Поездка в Долину. Сколько было споров, разногласий среди десантников. А позиция Фариды, её упорство растопило скептицизм и неверие многих. Сейчас Фарида сдаёт государственные экзамены. Остаётся мало времени. Надо думать о дипломе и о распределении. Но верю, по пятницам, в 19:00 в такую привычную аудиторию 1210 зайдёт Фарида, кинет привычное: «Привет, народ!» и займёт опять-таки привычное, традиционное место рядом с Рушей.
Мой первый поход стал первым и для Лены Пугалкиной, но здесь существует небольшая (хотя, для кого как) разница: я тогда учился на первом курсе, а Лена на четвёртом. Да и такое бывает. Пришла в «десант» на 1-ом, а в поход идёт на четвёртый год. По десантским меркам последние два курса именуются уже «стариками», и отношение к ним немного иное. Уважение к «старикам» возникает не от количества пройденных походов; десант – это прежде всего работа, работа круглый год. И несмотря на 1-ый поход, Лена для нас была «стариком», а значит мы прислушивались к её мнению, искали у неё ответы на вопросы. Сегодня Пугалкина Лена – пятикурсница, и мы прощаемся с ней. Трудно писать о человеке, хочется отразить всё, ничего не упустить.
Я знаю Лену как отличного повара. Не было ни одного десантского праздника, который не был бы украшенным искусно приготовленным Леной блюдом. Да и стол засервировать её хобби. Отличает её в этом деле расчётливость и, наверное, чуть-чуть колдовства. Совместный поход открыл для меня Лену-медработника. То, что в походе не обходится без простудных заболеваний, ясно каждому. Лена же умеет предупредить заболевание, а это в походе самое главное.

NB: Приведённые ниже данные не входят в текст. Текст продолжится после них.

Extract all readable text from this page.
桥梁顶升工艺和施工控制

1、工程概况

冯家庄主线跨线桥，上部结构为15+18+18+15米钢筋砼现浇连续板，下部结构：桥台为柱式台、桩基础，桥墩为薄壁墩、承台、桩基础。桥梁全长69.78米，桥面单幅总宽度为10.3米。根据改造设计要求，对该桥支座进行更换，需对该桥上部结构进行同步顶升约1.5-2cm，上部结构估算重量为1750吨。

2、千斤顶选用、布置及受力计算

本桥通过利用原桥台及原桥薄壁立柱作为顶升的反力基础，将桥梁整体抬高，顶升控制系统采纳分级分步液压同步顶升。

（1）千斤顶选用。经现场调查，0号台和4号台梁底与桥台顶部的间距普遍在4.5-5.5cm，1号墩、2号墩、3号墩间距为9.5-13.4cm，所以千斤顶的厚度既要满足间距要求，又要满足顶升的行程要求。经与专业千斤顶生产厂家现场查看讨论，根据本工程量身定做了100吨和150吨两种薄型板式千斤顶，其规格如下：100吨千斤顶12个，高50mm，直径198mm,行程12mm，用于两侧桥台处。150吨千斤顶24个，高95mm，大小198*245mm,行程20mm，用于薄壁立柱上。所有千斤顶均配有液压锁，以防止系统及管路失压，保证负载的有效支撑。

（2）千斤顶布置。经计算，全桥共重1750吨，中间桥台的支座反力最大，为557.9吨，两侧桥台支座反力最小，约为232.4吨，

И может она это сделать и нужным словом, и добрым взглядом. Квартира Пугалкиной Лены стала для всех десантников родным домом. Всегда будут рады здесь любому десантнику, а если придёт не один, значит состоится небольшой праздник. Вот такая у нас Лена. Очень жаль, что столь скоротечны студенческие годы, сблизившие нас, но есть десант, который нас никогда не разлучит.
В походах Дамир всегда просился в самые трудные сложные маршруты. Вставал раньше всех, поднимал свою группу и появлялся только ночью, усталый, с блокнотом, полным новых данных и подробностей.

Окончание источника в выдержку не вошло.